Wyatt cleared his throat, side-eying her. “Yes, she is…something else.”

She shifted

in her seat, refusing to back down. She’d made her play, for better or for worse, against her better judgment, and she was going to stick to it. “I’m just looking out for the best interests of everyone here at this table.”

“Indeed,” the gentleman said. “After your companion’s…wise…words, we are prepared to offer you”—he scribbled down a number on a business card and slid it toward them—“this much, which is almost double our original offer. We appreciate a hard-baller almost as much as we appreciate a good deal, and this falls into both categories.”

Wyatt held it out to her, showing her. She glanced at it and nodded the verification he seemed to desire that it was, indeed, almost double the number the men had been prepared to offer—and holy crap, that was a lot of money. More than she’d ever seen, or would see, in her life. He smiled and tucked the card into the breast pocket of his jacket. “Gentlemen, I do believe we have a deal.”

They stood and shook hands.

Everyone clapped one another on the back in that way that men always did, and she swallowed another gulp of wine because she did it. She took a chance, spoke up, and it worked. One might say that by choosing to interject herself into the situation, she’d been living life to its fullest. Living wasn’t so hard after all, was it?

Guess she didn’t owe him for that vase anymore.

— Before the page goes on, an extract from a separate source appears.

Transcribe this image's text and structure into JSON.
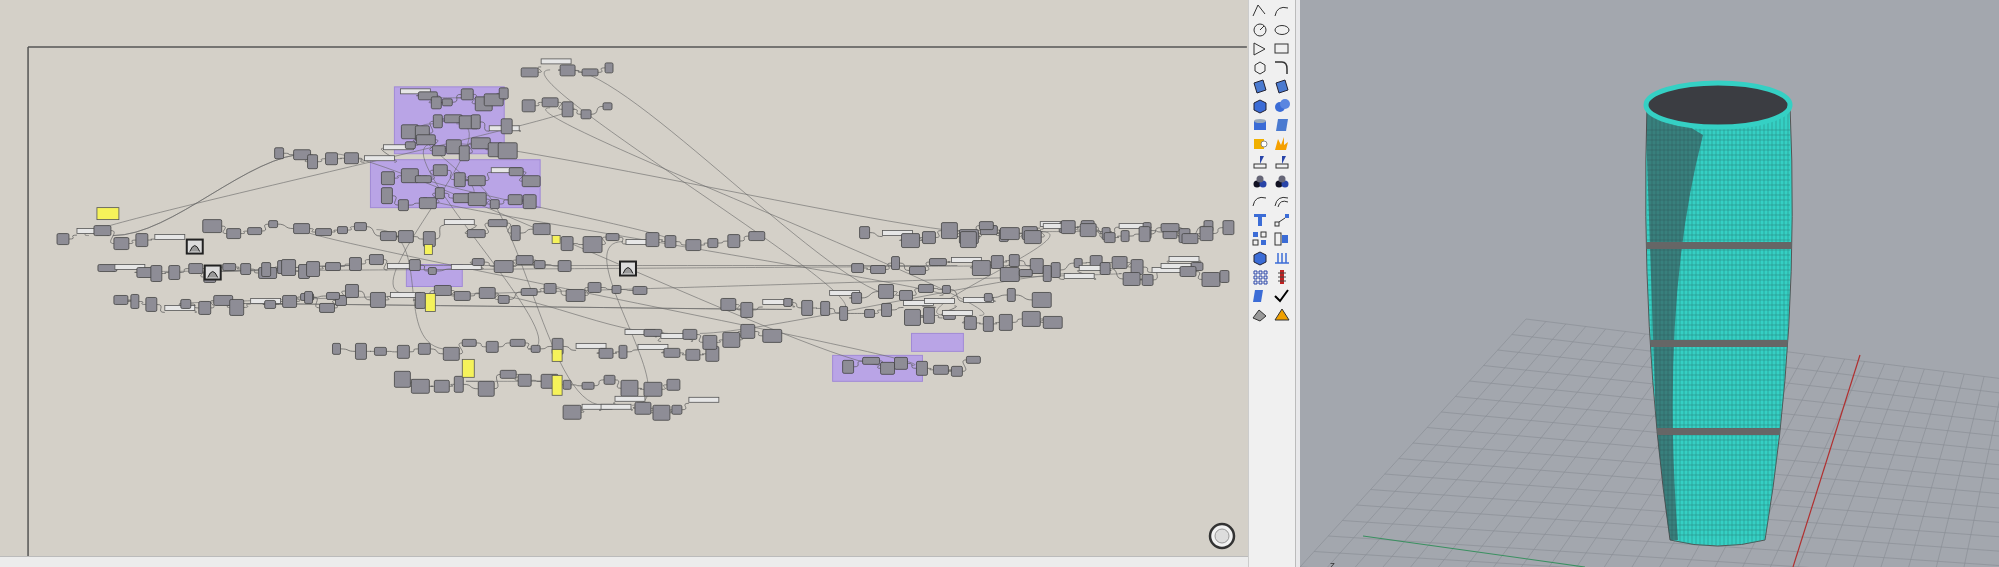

With this win, came a heady rush of victory unlike any other she had ever experienced. Never again. Never again would she put herself behind a wall or inside a bubble because some jerk had made her doubt herself. Never again would she stop living, or forget to take risks like she’d taken. Never again would she forget that for one night and one night only, she’d gone on a date with Wyatt Hamilton, or that she’d scored him a deal that would leave him sitting on a big wad of cash for the rest of his long, healthy life—all with her quick wits and sharp brain.

This was living.

She could fly over the white puffy clouds, higher than the planes in the blue sky.

And she was never going touch the ground again.